I think the best thing we can model together is a gentle spirit, an openness to each other, and a willingness to name what we need.  Some have needed the creativity we’ve been trying; some need more familiar structure upon which to lean.  So in the weeks to come, I’d like to adjust in the hope that it will be helpful to all (a familiar feeling after ten years in this wildly diverse community).

With regard to the forms and symbols of our ritual life together, I will steer us back toward the familiar in an acknowledgment that much of what is dear to us has not changed now and will not change come April.  With regard to the earnest sharing of our human life together, I will move the creativity into the pastoral prayer in an attempt to name the complexities of saying goodbye and setting out on separate (even if kindred) paths.

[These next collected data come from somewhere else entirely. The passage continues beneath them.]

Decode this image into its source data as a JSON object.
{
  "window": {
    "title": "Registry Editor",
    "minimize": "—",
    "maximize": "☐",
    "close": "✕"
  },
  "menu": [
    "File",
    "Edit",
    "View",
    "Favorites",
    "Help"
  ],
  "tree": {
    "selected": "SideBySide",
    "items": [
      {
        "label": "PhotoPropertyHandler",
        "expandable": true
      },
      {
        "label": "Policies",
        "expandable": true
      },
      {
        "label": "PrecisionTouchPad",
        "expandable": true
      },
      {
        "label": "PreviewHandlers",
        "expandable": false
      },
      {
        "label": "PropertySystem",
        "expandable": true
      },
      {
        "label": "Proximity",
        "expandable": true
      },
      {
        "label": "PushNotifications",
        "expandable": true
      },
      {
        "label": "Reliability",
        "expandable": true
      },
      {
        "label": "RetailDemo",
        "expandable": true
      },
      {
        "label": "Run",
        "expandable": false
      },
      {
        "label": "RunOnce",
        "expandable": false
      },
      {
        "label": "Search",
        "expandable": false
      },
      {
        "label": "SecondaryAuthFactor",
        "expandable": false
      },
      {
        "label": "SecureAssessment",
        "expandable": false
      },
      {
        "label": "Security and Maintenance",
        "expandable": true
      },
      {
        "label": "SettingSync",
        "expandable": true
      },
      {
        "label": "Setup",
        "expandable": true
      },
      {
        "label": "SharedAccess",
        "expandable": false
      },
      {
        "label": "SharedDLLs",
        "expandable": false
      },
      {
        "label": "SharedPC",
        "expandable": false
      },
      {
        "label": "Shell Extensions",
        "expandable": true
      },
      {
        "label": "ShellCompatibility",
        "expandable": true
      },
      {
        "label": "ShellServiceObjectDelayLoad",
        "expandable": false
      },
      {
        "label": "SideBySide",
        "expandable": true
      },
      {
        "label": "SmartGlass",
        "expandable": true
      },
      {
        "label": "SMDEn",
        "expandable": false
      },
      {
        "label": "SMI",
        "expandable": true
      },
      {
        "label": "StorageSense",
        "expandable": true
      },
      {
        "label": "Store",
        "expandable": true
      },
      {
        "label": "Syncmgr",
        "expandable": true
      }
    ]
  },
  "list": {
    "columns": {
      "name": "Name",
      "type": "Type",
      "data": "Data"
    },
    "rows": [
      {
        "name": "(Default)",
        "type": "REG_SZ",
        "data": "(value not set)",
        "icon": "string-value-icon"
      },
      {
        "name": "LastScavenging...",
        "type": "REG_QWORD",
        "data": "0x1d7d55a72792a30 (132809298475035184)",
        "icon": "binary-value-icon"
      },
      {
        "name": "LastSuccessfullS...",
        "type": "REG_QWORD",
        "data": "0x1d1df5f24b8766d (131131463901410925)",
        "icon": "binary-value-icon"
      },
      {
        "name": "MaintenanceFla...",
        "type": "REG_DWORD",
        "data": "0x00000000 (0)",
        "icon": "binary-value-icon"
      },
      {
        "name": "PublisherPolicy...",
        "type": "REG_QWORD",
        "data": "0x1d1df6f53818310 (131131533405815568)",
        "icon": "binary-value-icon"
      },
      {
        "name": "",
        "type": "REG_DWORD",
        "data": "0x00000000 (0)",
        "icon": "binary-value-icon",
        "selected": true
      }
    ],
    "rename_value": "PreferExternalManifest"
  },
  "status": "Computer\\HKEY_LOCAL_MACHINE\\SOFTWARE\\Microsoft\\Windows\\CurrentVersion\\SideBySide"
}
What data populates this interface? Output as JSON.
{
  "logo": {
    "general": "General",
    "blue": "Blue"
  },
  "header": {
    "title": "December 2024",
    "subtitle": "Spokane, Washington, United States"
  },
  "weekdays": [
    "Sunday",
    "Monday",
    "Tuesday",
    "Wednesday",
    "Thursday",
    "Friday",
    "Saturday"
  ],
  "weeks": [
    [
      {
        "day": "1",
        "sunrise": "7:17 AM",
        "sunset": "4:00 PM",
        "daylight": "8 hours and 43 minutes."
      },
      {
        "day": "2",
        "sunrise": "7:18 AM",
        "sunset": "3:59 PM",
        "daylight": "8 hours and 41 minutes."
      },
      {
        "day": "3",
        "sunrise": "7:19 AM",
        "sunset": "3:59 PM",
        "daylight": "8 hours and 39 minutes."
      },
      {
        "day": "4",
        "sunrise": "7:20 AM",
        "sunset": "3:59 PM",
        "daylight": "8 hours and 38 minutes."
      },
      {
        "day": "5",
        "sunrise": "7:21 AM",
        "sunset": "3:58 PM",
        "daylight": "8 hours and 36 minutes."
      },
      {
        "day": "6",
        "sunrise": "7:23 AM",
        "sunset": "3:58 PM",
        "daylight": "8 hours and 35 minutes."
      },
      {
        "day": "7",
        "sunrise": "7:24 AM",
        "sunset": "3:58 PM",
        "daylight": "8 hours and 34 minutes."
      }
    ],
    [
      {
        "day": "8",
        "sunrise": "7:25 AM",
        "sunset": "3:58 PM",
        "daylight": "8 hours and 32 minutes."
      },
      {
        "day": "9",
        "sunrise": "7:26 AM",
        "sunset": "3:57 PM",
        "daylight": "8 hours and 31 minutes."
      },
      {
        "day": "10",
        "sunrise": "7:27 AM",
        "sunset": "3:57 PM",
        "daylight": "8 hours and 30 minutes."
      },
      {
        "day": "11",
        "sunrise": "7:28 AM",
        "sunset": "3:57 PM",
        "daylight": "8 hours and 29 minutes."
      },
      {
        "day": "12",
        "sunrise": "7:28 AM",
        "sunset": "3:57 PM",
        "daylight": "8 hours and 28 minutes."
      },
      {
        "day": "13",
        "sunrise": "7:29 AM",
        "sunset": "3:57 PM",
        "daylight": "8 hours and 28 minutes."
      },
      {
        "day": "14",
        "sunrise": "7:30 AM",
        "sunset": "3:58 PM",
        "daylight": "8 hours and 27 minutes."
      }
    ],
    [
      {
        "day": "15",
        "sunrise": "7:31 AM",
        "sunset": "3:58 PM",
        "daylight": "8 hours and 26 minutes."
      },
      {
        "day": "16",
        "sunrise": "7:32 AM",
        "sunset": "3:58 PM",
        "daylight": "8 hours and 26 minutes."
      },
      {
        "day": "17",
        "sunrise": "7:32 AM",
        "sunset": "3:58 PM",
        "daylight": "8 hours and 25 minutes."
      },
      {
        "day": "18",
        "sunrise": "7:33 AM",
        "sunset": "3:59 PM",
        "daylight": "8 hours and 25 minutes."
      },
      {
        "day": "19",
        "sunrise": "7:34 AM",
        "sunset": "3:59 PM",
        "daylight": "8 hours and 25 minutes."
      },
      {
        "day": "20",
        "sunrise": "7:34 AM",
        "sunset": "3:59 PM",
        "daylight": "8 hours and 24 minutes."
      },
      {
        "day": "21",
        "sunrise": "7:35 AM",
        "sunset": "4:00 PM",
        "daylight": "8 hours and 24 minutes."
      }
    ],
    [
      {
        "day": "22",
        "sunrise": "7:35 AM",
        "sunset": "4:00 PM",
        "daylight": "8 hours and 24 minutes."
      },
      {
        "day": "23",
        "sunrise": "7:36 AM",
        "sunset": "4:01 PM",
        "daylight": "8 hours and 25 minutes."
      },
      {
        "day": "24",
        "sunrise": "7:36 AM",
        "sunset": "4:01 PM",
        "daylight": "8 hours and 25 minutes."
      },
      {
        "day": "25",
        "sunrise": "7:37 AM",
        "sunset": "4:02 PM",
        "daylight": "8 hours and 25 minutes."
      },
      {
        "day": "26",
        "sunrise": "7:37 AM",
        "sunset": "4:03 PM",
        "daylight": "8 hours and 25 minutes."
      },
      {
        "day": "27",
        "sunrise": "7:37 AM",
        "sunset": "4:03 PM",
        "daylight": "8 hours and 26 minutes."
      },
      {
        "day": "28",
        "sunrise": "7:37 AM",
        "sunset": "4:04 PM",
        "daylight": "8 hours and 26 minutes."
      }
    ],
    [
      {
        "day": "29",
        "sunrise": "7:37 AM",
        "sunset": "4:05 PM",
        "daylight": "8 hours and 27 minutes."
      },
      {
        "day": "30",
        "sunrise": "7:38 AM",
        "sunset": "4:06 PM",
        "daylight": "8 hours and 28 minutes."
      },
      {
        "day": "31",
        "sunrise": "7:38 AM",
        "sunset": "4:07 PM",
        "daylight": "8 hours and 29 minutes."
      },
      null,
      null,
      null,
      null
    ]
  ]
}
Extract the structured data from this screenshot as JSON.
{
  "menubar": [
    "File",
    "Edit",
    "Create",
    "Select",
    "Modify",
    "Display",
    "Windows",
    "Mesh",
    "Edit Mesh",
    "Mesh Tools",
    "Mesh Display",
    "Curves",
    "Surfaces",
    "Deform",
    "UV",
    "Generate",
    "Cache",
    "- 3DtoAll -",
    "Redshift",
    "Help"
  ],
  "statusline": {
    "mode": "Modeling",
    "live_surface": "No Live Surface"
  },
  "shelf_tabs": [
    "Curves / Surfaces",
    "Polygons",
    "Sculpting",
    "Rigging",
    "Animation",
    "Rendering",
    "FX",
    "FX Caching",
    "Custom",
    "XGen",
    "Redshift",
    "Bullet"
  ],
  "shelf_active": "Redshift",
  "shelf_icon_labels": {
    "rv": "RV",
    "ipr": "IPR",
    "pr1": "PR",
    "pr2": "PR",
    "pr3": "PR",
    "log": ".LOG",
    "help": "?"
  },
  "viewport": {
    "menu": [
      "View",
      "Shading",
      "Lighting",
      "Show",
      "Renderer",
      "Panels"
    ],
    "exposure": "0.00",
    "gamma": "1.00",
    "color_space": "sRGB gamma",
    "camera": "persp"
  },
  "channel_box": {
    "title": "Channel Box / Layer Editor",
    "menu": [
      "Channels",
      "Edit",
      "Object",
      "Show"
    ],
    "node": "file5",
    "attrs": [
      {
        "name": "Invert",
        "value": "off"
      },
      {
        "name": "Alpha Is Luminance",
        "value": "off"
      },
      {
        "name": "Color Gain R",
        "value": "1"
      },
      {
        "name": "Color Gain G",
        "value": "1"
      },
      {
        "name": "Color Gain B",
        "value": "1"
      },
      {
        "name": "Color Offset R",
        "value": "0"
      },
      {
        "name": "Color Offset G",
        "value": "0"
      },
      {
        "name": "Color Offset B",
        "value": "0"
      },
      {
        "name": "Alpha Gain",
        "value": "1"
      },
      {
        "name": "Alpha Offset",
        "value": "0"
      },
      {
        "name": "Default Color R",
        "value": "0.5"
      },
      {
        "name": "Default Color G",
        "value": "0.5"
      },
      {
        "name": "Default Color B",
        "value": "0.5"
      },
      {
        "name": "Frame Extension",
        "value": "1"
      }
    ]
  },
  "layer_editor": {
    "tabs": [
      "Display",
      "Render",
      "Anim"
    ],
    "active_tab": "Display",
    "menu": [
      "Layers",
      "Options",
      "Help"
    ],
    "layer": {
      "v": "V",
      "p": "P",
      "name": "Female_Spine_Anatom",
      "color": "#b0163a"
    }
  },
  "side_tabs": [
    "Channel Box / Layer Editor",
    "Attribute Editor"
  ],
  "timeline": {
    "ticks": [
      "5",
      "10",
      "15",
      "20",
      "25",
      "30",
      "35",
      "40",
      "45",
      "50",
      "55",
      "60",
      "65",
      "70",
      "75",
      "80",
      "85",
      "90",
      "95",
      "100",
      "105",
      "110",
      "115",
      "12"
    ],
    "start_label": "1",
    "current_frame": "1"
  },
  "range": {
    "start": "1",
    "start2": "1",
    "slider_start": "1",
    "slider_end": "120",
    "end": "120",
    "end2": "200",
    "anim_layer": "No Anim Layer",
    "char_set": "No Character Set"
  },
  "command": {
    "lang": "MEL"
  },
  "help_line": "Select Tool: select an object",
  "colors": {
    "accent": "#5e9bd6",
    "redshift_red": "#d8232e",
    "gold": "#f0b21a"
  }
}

Next week I’ll blog about the power of naming, and I will invite conversation about naming where we are as a way of preparing for the path ahead.  This Sunday my prayer will be a spontaneous one, made of a month’s worth of laughter and tears, so many conversations with so many dear ones.  March is our month to grieve, to questions, to bless, and to begin trusting in an unscripted future.  March is our month to hold hands with the past and the future, feeling the tug of each as we try to keep our feet on the ground.  March is our moment is our moment for the taking, a time to name our loves as clearly as we are able.